Migration irrégulière : La société civile mauritanienne sur le front

23 July, 2014 - 09:51

La plateforme des organisations de la société civile engagées dans la lutte contre l’émigration clandestine projette de mener, du 12 au 21 Août prochain, à Nouakchott et dans certaines régions de l’intérieur – Dakhlet-Nouadhibou, Guidimakha, Gorgol, Trarza, Brakna et Assaba – une vaste campagne de sensibilisation des jeunes sur les risques et dangers de la migration illégale.
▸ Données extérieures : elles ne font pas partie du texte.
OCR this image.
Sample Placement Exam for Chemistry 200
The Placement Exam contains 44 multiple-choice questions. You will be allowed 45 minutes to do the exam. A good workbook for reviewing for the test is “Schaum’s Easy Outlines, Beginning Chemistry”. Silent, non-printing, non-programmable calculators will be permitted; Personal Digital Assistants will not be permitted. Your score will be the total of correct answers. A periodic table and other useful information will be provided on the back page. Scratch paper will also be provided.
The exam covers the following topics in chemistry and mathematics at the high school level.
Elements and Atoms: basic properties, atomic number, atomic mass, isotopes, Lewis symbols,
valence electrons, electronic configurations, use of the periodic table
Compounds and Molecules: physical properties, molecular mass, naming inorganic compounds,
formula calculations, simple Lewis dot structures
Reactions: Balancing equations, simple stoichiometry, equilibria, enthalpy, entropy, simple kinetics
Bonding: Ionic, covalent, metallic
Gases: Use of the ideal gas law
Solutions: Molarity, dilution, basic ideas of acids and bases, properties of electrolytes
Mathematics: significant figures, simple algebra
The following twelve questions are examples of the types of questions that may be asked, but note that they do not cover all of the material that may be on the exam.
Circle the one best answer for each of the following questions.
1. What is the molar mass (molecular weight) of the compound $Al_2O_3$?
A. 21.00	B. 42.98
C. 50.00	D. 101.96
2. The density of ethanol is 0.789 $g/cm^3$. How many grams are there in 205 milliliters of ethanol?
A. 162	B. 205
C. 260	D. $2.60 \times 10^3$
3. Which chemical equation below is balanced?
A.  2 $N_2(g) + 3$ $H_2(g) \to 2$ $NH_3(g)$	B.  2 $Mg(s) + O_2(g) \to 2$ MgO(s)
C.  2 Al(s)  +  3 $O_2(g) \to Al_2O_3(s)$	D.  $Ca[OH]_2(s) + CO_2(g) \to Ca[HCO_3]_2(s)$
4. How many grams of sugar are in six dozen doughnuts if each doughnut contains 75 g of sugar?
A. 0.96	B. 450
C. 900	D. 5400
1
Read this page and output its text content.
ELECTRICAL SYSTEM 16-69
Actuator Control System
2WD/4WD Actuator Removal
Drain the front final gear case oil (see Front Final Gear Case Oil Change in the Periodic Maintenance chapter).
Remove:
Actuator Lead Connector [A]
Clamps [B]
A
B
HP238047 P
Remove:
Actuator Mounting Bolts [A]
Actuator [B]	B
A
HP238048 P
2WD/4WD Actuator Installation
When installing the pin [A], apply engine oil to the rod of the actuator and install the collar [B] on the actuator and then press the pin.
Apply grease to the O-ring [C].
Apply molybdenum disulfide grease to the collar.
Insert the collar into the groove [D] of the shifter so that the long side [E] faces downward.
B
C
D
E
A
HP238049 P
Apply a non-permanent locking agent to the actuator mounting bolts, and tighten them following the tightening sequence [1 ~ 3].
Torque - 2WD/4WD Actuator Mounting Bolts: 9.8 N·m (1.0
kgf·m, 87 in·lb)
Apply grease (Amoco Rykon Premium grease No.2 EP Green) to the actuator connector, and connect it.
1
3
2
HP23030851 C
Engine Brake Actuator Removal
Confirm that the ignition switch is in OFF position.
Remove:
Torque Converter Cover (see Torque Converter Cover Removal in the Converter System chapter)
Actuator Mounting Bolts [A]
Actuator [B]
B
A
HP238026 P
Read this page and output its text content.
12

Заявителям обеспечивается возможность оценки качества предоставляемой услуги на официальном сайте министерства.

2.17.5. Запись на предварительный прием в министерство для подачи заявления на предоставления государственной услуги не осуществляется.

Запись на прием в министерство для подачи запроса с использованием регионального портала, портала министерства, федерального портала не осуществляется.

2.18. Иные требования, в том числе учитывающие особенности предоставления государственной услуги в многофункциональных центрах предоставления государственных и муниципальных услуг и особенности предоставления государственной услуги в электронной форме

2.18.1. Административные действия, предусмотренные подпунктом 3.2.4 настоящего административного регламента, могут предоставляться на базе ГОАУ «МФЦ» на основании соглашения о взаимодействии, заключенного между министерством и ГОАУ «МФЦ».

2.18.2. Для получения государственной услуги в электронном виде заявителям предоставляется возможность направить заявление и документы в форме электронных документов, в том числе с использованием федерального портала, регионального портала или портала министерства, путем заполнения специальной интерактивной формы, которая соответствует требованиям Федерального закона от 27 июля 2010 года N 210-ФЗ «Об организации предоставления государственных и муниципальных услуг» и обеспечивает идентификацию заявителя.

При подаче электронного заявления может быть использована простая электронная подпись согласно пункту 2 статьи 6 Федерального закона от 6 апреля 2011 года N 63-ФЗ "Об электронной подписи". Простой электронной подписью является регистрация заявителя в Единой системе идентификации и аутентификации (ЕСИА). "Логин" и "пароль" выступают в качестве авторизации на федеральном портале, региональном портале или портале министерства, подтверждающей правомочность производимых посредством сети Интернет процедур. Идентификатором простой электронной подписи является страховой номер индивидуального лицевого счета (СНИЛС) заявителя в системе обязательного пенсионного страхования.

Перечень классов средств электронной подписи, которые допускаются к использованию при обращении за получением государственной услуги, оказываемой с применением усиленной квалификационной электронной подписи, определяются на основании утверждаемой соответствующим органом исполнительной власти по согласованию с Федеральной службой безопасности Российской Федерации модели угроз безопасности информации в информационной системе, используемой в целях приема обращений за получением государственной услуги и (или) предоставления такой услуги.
L’annonce en a été faite par les principaux concernés, au cours d’une conférence de presse, à Nouakchott. Les ONG AMAM, AMLII, Monde sans guerre sans violence et CJPOD, avec les concours des communes de Sebkha, El Mina, Tevragh Zeïna, Riyad et  Arafat, ont conjugué leurs efforts dans le cadre d’une plateforme civile, constituée par ces communes de Nouakchott, des journalistes, diverses organisations de la société civile et des syndicats, pour apporter une réponse, coordonnée et structurée, au fléau de l’immigration illégale des jeunes. Sensibiliser ceux-ci sur les risques et dangers de la migration irrégulière ; encadrer, former et renforcer leurs capacités ; susciter les conditions propices à l’accès à l’emploi, la fondation d’entreprise et la promotion d’activités génératrices de revenus, en faveur des jeunes ; et, enfin, sensibiliser tous les acteurs-clés, notamment l’Etat et la société civile : tels sont les buts retenus pour cette campagne.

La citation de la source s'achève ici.